Now it's becoming apparent the Surge was mainly smoke and mirrors.  As discussed here yesterday, "In Baghdad It's 2007 Again," the targeted assassination of Iraqi police and security officials has resumed in Baghdad.  Moqtada al Sadr is back from Iran.  Al Qaeda is resurgent.  The Kurds are becoming insistent on gaining autonomy over Kirkuk and its massive oilfields.   And the cornerstone of the Surge, the Sunni resistance is changing sides once again.   The Sunni problem is discussed in today's New York Times:

Although there are no firm figures, security and political officials say hundreds of the well-disciplined fighters — many of whom have gained extensive knowledge about the American military — appear to have rejoined Al Qaeda in Mesopotamia.  Beyond that, officials say that even many of the Awakening fighters still on the Iraqi government payroll, possibly thousands of them, covertly aid the insurgency. 
 
The Awakening members’ switch in loyalties poses a new threat to Iraq’s tenuous social and political balance during the country’s ongoing political crisis and as the United States military prepares to withdraw next year.
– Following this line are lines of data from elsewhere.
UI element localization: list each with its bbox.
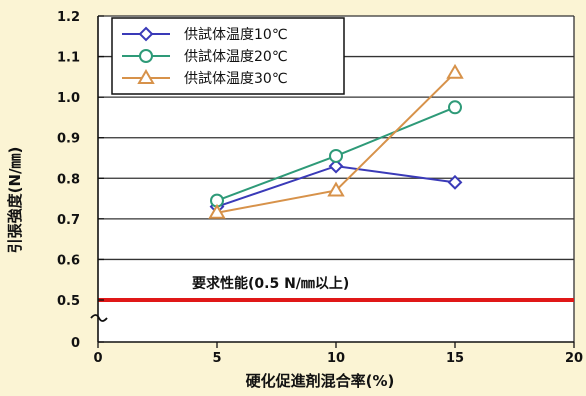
y-tick-label-5: 0.9 (57, 132, 80, 147)
series-3-point-1 (208, 203, 226, 219)
x-axis-title: 硬化促進剤混合率(%) (246, 372, 395, 390)
x-tick-label-1: 5 (212, 351, 221, 366)
axes (90, 15, 575, 348)
legend-label-3: 供試体温度30℃ (184, 71, 288, 87)
series-1-point-2 (328, 158, 344, 174)
y-tick-label-2: 0.6 (57, 253, 80, 268)
y-tick-label-0: 0 (71, 336, 80, 351)
series-2-point-3 (448, 100, 462, 115)
y-tick-label-7: 1.1 (57, 51, 80, 66)
series-3-point-2 (327, 181, 345, 197)
series-1-point-3 (447, 174, 463, 190)
series-2 (210, 100, 462, 208)
x-tick-label-3: 15 (446, 351, 464, 366)
reference-line-label: 要求性能(0.5 N/㎜以上) (192, 275, 349, 292)
y-tick-label-1: 0.5 (57, 294, 80, 309)
series-group (208, 63, 464, 219)
axis-break-mark (90, 314, 108, 322)
legend-label-2: 供試体温度20℃ (184, 49, 288, 65)
legend-marker-2 (139, 49, 153, 63)
x-tick-label-2: 10 (327, 351, 345, 366)
legend: 供試体温度10℃ 供試体温度20℃ 供試体温度30℃ (111, 17, 345, 95)
y-tick-label-4: 0.8 (57, 172, 80, 187)
legend-marker-3 (137, 69, 155, 84)
y-tick-label-8: 1.2 (57, 10, 80, 25)
legend-marker-1 (138, 26, 154, 42)
y-tick-label-6: 1.0 (57, 91, 80, 106)
x-tick-label-4: 20 (565, 351, 583, 366)
y-axis-title: 引張強度(N/㎜) (6, 147, 24, 254)
x-tick-label-0: 0 (93, 351, 102, 366)
series-3 (208, 63, 464, 219)
legend-label-1: 供試体温度10℃ (184, 27, 288, 43)
series-2-point-2 (329, 148, 343, 163)
tick-labels: 0 5 10 15 20 0 0.5 0.6 0.7 0.8 0.9 1.0 1.1 1.2 (57, 10, 583, 366)
series-3-point-3 (446, 63, 464, 79)
y-tick-label-3: 0.7 (57, 213, 80, 228)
“The Awakening doesn’t know what the future holds because it is not clear what the government intends for them,” said Nathum al-Jubouri, a former Awakening Council leader in Salahuddin Province who recently quit the organization.


“At this point, Awakening members have two options: Stay with the government, which would be a threat to their lives, or help Al Qaeda by being a double agent,” he said. “The Awakening is like a database for Al Qaeda that can be used to target places that had been out of reach before.”

Think of all the lives taken, by some accounts over a hundred thousand civilians, the million plus Iraqis displaced, America's thousands of casualties and the trillion dollars plus of borrowed money Washington squandered on this Iraq venture.   Was hanging one despot really worth all those lives, all that treasure?  Madness.

1 comment:

  1. It is sickening. They destroyed everything so that they can rebuild in such a way to line the pockets of US and other allied contractors.

    Those who called for regime change made out like thieves. Meanwhile all those killed and maimed on both sides of this illegal invasion remain no better, if not horribly worse, than when this whole debacle started.